Selmene Mohamed Amine, Jaballah Youssef, Mahjoub Sabri, Annabi Hedi, Zaraa Mourad
Orthopaedic Department, Trauma and Burns Center, May 1st Street, 2013, Ben Arous, Tunisia.
Faculty of Medicine of Tunis, University Tunis El Manar, 15, Djebel Lakhdhar Street, Bab Saadoun, 1007, Tunis, Tunisia.
J Surg Case Rep. 2025 Mar 28;2025(4):rjaf091. doi: 10.1093/jscr/rjaf091. eCollection 2025 Apr.
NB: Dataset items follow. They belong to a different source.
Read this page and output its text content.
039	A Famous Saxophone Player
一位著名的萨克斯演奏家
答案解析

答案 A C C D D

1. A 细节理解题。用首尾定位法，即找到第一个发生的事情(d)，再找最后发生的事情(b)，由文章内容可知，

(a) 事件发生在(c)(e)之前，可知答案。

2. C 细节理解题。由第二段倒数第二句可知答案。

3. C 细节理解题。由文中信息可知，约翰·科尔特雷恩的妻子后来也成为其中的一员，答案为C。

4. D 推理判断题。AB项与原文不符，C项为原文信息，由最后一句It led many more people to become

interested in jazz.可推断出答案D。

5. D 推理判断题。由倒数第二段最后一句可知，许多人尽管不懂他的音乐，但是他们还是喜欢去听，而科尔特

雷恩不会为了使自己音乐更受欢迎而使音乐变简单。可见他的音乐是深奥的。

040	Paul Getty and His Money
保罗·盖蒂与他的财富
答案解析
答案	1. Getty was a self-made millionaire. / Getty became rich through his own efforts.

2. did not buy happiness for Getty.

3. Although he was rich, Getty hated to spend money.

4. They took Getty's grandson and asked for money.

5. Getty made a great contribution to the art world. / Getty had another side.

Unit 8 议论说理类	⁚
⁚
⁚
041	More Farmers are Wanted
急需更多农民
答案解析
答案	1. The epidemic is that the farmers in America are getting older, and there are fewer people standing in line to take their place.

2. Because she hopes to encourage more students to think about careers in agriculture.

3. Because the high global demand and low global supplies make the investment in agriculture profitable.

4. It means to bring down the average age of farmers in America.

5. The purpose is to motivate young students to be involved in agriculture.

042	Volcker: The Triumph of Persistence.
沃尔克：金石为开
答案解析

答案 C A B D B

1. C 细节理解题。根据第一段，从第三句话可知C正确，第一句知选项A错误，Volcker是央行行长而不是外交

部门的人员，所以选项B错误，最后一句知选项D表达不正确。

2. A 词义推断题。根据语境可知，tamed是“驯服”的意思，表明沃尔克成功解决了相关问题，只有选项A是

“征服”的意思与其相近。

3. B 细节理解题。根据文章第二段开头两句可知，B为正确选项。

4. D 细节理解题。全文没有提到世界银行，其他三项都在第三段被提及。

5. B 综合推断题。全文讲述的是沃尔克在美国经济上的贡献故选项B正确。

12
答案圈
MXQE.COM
Primary and revision total hip arthroplasty can be complicated by intrapelvic migration of the acetabular components. This complication constitutes an evolutionary turning point in the history of this prosthesis since it could lead to compression or invasion of noble intra-pelvic structures. The second problem lies in the extraction of these implants in this anatomically dangerous region. We report the case of a patient who was operated on for a septic loosening of her total hip arthroplasty with protrusion of the acetabular components (Kerboull cross-plate and the cup) intrapelvicly via the para-rectus approach which allowed safe removal of these implants. This is an intra-pelvis approach lateral to the rectus abdominis muscle, initially described in acetabular fractures, with few studies reporting its use in this type of complex situations.
初次和翻修全髋关节置换术可能会因髋臼组件向盆腔内移位而变得复杂。这种并发症是该假体历史上的一个演变转折点,因为它可能导致盆腔内重要结构受到压迫或侵犯。第二个问题在于在这个解剖结构危险的区域取出这些植入物。我们报告了一例患者,她因全髋关节置换术后感染性松动接受手术,髋臼组件(Kerboull交叉钢板和髋臼杯)经腹直肌旁入路向盆腔内突出,该入路使得这些植入物得以安全取出。这是一种在腹直肌外侧的盆腔内入路,最初用于髋臼骨折,很少有研究报道其在这类复杂情况下的应用。